I have a new student, a 5th grader who has adopted the nickname Mario. He came into my class clearly not wanting to be there. Straight up refusing to answer, and refusing to participate. Shortly, however, it became clear he actually knows English pretty well. He may have the best vocabulary of anyone in the class.
So now, several months on, he still doesn't do homework. But he participates well, and sometimes even seems to be having fun, before remembering he hates being there and puts his scowl back on.
We did an in-class assignment I created, that I've used a few times, to go with a chapter in our textbook about "Why do you want to travel there?" which covers different countries. The assignment is to make your own country, then explain why you want to travel there. Many elementary kids like making their own countries, though most do so in a humorous or cartoonish vein.
Mario submitted the below. It was, of course, pretty limited in terms of the requirements of the assignment. And desultory, in terms of effort. But where did he learn the term "bipolar disorder"? What to make of the very interesting (in very faint pencil) "… and there are lonly "?
The rest of what he wrote (not that much):
I would like to go to bipolar disorder countxry
because It's interesting
It's my own note, at the bottom corner, where I wrote the Korean term for "bipolar disorder" from the dictionary (조울증).

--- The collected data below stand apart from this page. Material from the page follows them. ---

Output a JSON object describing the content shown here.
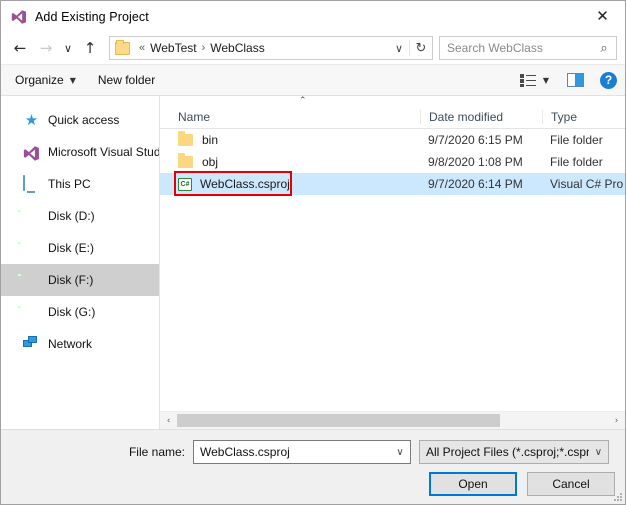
{
  "window": {
    "title": "Add Existing Project",
    "app_icon": "visual-studio-icon",
    "close_label": "✕"
  },
  "nav": {
    "back_icon": "←",
    "forward_icon": "→",
    "recent_icon": "∨",
    "up_icon": "↑",
    "breadcrumb": {
      "folder_icon": "folder-icon",
      "prefix": "«",
      "segments": [
        "WebTest",
        "WebClass"
      ],
      "separator": "›",
      "dropdown_icon": "∨",
      "refresh_icon": "↻"
    },
    "search": {
      "placeholder": "Search WebClass",
      "icon": "⌕"
    }
  },
  "toolbar": {
    "organize_label": "Organize",
    "organize_caret": "▼",
    "new_folder_label": "New folder",
    "view_caret": "▼",
    "view_icon": "view-options-icon",
    "pane_icon": "preview-pane-icon",
    "help_label": "?"
  },
  "sidebar": {
    "items": [
      {
        "label": "Quick access",
        "icon": "star-icon",
        "selected": false
      },
      {
        "label": "Microsoft Visual Stud",
        "icon": "visual-studio-icon",
        "selected": false
      },
      {
        "label": "This PC",
        "icon": "this-pc-icon",
        "selected": false
      },
      {
        "label": "Disk (D:)",
        "icon": "drive-icon",
        "selected": false
      },
      {
        "label": "Disk (E:)",
        "icon": "drive-icon",
        "selected": false
      },
      {
        "label": "Disk (F:)",
        "icon": "drive-icon",
        "selected": true
      },
      {
        "label": "Disk (G:)",
        "icon": "drive-icon",
        "selected": false
      },
      {
        "label": "Network",
        "icon": "network-icon",
        "selected": false
      }
    ]
  },
  "filelist": {
    "sort_caret": "⌃",
    "columns": {
      "name": "Name",
      "date_modified": "Date modified",
      "type": "Type"
    },
    "rows": [
      {
        "name": "bin",
        "icon": "folder-icon",
        "date_modified": "9/7/2020 6:15 PM",
        "type": "File folder",
        "selected": false
      },
      {
        "name": "obj",
        "icon": "folder-icon",
        "date_modified": "9/8/2020 1:08 PM",
        "type": "File folder",
        "selected": false
      },
      {
        "name": "WebClass.csproj",
        "icon": "csharp-project-icon",
        "icon_text": "C#",
        "date_modified": "9/7/2020 6:14 PM",
        "type": "Visual C# Pro",
        "selected": true
      }
    ],
    "annotation_color": "#e50000"
  },
  "scrollbar": {
    "left_arrow": "‹",
    "right_arrow": "›"
  },
  "footer": {
    "file_name_label": "File name:",
    "file_name_value": "WebClass.csproj",
    "file_name_caret": "∨",
    "filter_value": "All Project Files (*.csproj;*.cspro",
    "filter_caret": "∨",
    "open_label": "Open",
    "cancel_label": "Cancel"
  },
  "colors": {
    "accent": "#0078d7",
    "selection": "#cce8ff",
    "annotation": "#e50000"
  }
}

That's because I wanted to discuss the content of the paper with Mario's home teacher, and I wanted to be prepared with what "bipolar disorder" meant – it's not exactly a common concept for English-speaking Koreans. And who knows where Mario found it. The dictionary? His parents? How could he even have known the Korean word for it – Curt observed that it's not exactly a regular word in Korean, either, but rather a medical term. How does a fifth grader wield such a term, it two languages no less? This boy also has offhandedly said he wants to attend Julliard (in New York) and has vandalized one of my toy frogs. Something's going on.